/SuperFastMatchOld

Finds the full set of longest common substrings in two input strings

Primary LanguagePython

Introduction

Needed a fast algorithm to find the full set of longest common substrings, along with their start and end position in the two input strings. Will be used in the Churnalisted project for finding cases of copy and paste from press release to news article and then highlighting the exact passages to the site’s visitor.

The hashing code section is completely ripped from:

http://code.google.com/p/py-rollingsuperfasthash/

which in turn derives from:

http://www.azillionmonkeys.com/qed/hash.html

The searching code section is inspired by:

http://en.wikipedia.org/wiki/Rabin-Karp_string_search_algorithm

and the filtering code section is inspired by, but not based on:

http://en.wikipedia.org/wiki/Interval_tree

Installation

Easiest:

pip install git+http://github.com/donovanhide/SuperFastMatch.git

or

git clone http://github.com/donovanhide/SuperFastMatch.git
cd SuperFastMatch
python setup.py install
python test.py

Using

import superfastmatch
s1 = "I'm a test with a section that will be repeated repeated testingly testingly"
s2 = "I will be repeated repeated testingly 123 testingly"
matches = superfastmatch.superfastmatch(s1,s2,6)

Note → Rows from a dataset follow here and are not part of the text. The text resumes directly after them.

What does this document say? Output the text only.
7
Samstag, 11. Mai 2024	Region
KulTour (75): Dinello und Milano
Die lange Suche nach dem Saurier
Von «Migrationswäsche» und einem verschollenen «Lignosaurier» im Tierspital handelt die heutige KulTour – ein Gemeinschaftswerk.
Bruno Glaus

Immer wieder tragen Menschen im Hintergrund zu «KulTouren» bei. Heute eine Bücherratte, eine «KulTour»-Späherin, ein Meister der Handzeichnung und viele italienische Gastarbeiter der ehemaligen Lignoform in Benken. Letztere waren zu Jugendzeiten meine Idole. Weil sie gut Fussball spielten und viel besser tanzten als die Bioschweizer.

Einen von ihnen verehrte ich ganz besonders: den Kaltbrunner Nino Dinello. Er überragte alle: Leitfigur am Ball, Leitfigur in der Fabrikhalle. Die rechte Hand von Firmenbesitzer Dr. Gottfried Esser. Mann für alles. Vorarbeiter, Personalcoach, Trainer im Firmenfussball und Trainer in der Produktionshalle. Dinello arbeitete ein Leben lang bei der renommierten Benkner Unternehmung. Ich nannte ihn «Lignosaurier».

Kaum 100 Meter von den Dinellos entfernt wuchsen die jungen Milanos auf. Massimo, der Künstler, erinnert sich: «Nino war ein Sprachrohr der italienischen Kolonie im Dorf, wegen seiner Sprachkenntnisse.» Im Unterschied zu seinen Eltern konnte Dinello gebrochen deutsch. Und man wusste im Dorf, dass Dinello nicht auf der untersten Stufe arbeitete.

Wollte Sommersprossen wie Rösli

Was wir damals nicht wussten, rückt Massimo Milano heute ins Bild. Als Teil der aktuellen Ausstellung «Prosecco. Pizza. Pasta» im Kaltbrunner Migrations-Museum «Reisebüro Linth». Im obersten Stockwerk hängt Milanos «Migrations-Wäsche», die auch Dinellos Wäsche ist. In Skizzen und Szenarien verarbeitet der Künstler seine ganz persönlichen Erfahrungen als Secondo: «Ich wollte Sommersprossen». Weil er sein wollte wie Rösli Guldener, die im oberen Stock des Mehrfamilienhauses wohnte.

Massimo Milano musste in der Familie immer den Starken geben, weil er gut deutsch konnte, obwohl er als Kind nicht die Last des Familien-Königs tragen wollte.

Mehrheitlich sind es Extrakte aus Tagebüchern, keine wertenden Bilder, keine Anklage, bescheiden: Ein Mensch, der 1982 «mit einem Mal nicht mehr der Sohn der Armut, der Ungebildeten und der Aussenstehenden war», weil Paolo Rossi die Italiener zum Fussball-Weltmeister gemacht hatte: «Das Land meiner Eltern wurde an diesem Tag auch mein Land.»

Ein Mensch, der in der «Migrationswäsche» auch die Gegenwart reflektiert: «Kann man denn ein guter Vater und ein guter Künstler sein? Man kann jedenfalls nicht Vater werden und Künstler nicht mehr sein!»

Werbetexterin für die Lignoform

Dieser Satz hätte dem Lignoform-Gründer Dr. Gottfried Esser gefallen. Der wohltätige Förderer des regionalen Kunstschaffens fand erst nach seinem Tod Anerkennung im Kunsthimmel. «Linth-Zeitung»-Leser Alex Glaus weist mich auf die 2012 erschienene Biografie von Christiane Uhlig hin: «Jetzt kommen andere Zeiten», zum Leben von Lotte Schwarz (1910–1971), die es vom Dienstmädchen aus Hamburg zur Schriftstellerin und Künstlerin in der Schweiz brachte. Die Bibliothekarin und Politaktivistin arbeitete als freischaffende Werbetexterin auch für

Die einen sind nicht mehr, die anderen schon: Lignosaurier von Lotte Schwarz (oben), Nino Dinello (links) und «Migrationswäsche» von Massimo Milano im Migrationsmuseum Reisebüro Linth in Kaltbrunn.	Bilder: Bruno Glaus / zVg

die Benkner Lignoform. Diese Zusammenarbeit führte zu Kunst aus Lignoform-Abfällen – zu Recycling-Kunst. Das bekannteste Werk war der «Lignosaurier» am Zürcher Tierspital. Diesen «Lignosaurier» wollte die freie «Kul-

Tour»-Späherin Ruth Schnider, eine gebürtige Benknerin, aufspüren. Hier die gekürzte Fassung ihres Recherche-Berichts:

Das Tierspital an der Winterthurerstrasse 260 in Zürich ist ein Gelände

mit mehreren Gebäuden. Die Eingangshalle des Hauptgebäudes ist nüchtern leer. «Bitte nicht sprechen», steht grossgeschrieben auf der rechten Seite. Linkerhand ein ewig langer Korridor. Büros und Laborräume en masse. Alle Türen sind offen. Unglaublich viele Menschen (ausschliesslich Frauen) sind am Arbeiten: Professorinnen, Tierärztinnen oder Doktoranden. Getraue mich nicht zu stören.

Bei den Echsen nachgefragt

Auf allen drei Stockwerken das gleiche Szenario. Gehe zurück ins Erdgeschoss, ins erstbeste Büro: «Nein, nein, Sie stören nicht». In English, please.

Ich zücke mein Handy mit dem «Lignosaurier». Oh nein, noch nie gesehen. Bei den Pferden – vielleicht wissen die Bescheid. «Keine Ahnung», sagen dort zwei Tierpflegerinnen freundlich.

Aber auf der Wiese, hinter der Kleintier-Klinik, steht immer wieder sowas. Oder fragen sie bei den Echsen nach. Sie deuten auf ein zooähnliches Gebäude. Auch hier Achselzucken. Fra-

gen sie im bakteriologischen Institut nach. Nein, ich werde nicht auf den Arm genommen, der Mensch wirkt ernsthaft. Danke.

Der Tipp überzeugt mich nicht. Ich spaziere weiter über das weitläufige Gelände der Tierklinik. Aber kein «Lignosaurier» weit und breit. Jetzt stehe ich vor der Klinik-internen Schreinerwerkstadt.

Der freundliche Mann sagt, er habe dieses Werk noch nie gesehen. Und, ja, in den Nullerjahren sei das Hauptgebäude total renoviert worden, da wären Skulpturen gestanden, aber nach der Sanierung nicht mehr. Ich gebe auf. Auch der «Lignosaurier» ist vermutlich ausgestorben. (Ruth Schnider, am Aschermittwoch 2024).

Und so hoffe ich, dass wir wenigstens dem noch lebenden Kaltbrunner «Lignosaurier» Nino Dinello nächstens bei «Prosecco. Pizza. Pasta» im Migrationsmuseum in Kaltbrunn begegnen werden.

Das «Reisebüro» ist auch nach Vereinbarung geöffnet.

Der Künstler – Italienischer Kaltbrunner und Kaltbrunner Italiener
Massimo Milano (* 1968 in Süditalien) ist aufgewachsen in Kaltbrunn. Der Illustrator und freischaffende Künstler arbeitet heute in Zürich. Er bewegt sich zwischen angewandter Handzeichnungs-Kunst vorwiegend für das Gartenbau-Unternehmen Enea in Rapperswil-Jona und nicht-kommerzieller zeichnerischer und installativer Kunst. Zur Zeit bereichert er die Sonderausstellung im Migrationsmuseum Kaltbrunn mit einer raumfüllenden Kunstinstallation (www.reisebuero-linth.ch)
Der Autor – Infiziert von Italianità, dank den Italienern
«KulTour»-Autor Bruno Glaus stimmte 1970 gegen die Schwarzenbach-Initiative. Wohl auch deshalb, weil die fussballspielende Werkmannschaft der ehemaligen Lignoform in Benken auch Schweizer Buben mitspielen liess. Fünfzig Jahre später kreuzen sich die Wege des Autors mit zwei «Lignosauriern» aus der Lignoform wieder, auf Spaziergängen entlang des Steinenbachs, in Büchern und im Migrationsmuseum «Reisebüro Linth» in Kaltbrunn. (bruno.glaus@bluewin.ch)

where 6 is the minimum substring length to search for and matches is a nested tuple with the following format:

(hash,start,end,length,[(hash,start,end,length),(hash,start,end,length),.....])

Limitations

The hashing code processes the input strings byte by byte. If they were to be unicode compatible, for the start and end points to be correct, then the C code would have to use UTF-32 internally and divide all positions by 4. This seemed like it might be slower and quite complicated. The simple hack is to encode all unicode strings as Latin-1 and map any >255 characters to a ‘?’ using the replace flag. It also makes sense to convert the inputs into all lower case. For example:

def test_short_unicode(self):
s1 = u"This is “Unicode”"
s2 = u"unicode I am"
matches = superfastmatch.superfastmatch(s1.lower().encode('latin-1','replace'),s2.lower().encode('latin-1','replace'),2)

Perhaps this conversion belongs in the code itself. Patches welcome!